Societies of Apostolic Life
“I think of Societies of Apostolic Life as part of the Church’s response to human need,” said Sister Maureen McGuire, a Daughter of Charity and executive vice president for mission integration for Ascension, the nation’s largest Catholic health system.
As a rule, such societies have three characteristics in common: They have a specific apostolic purpose; their members live as a community; and much of their purpose and way of life is defined by their constitutions, which must be approved by the Holy See.
In the case of the Daughters of Charity, founded in France in 1633 by St. Vincent de Paul and St. Louise de Marillac, the group could not be a religious order because, at the time, all women’s religious orders were cloistered.
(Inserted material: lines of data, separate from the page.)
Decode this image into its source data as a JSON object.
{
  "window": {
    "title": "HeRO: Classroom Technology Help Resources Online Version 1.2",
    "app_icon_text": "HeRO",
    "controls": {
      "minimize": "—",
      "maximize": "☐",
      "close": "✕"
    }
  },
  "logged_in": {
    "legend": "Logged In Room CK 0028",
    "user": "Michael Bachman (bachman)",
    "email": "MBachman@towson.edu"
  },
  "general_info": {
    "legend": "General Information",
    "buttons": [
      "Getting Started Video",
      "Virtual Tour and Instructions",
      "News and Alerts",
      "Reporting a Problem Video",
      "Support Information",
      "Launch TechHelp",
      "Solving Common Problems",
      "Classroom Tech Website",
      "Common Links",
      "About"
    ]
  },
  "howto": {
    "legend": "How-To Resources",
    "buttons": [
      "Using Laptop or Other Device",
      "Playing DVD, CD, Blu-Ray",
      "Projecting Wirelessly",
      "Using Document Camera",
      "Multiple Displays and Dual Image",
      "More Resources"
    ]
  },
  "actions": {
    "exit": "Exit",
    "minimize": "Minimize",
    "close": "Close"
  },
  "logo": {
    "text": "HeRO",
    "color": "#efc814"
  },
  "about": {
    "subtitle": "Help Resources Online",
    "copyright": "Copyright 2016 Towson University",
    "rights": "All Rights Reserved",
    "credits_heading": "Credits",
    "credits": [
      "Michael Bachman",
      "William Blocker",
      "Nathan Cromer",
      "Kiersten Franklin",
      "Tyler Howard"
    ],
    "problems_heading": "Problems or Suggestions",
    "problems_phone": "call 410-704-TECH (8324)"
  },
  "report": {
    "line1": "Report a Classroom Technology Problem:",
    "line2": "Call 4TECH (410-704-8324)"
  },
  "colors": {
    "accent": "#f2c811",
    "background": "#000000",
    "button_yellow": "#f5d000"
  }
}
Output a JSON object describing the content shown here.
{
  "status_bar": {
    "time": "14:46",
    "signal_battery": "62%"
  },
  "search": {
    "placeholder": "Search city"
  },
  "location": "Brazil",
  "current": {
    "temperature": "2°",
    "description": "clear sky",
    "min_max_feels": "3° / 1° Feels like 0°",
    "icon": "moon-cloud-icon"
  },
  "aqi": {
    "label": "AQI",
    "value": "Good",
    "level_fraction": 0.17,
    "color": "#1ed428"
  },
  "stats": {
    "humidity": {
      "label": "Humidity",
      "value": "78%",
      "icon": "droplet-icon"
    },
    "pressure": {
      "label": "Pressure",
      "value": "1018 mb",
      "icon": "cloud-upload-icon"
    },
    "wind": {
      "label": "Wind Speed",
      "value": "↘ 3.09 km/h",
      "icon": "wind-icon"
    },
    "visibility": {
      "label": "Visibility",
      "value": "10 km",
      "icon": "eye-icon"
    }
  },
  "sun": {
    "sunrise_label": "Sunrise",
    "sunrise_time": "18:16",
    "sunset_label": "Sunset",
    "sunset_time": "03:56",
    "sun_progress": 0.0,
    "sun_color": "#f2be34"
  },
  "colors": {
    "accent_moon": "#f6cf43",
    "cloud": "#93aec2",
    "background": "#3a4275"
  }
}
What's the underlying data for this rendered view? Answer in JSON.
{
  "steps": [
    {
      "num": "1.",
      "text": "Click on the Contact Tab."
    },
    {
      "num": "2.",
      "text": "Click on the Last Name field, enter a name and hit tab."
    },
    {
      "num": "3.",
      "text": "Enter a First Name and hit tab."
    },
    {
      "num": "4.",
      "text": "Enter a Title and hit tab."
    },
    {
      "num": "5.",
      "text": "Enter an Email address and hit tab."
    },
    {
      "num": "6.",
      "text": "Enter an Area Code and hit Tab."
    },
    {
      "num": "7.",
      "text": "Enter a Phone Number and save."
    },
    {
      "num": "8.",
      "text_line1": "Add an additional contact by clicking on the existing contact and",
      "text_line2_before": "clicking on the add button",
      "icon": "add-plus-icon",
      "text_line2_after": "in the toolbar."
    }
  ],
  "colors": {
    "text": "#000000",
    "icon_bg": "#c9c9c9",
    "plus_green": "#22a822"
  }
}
Rather than staying behind convent walls, the Daughters of Charity went out into the streets to serve the poor.
“It was very clear that if they became religious women, they would not be allowed to do what they were inspired to do,” Sister Maureen said. “But the work they were doing was hard, and very hard to do alone, so they wanted to live in community.”
The Daughters of Charity still live in community, and they take vows of poverty, chastity and obedience, but those vows must be renewed every year. Other societies of apostolic life make private vows, she said. Societies of Apostolic Life might seem similar to religious institutes, but such societies of men and women were generally founded to meet a specific need and are organized around doing that.
“We make vows, but our vows are made in service to the poor,” Sister Maureen said. “Our community life is in service to the poor.”
While many societies of apostolic life started about the same time, Sister Maureen said that they were able to clarify their status as a form of consecrated life after the Second Vatican Council, when communities were encouraged to examine their purpose.
Secular Institutes
While religious men and women are usually easily identified, people might not ever know if they meet a member of a secular institute.
“It’s not a secret,” said Claudette Cyr, a member of the Oblate Missionaries of Mary Immaculate for 58 years. “But it’s private.”
The Oblates are a secular institute for women, with 460 members living and working in 20 countries. Founded in Canada in 1952, the institute has a missionary focus, but its members generally work at jobs in the secular world.
Members take vows of poverty, chastity and obedience, but they do not live in community and are not addressed by religious titles such as “sister.”
“The gift of the person to God is permanent,” said Anita Plourde, president of the institute, “but in the Church itself, we remain as laypersons.”
Cyr, who lives in Connecticut, spent about 16 years working with immigrants in a nonprofit organization, then another two decades working in the federal government’s immigration office. During that time, she considered her ministry to be as much to her coworkers as to the immigrants she assisted.
“You do what is right in front of you,” said Cyr of her efforts to promote a positive, charitable attitude in the immigration office. “I’m not a negative person. I live in the present moment, and I do it with a positive attitude.”
Plourde said the institute’s members tend to be recognized by the people around them as good listeners.
“Other people come to them when they have a problem,” Plourde said.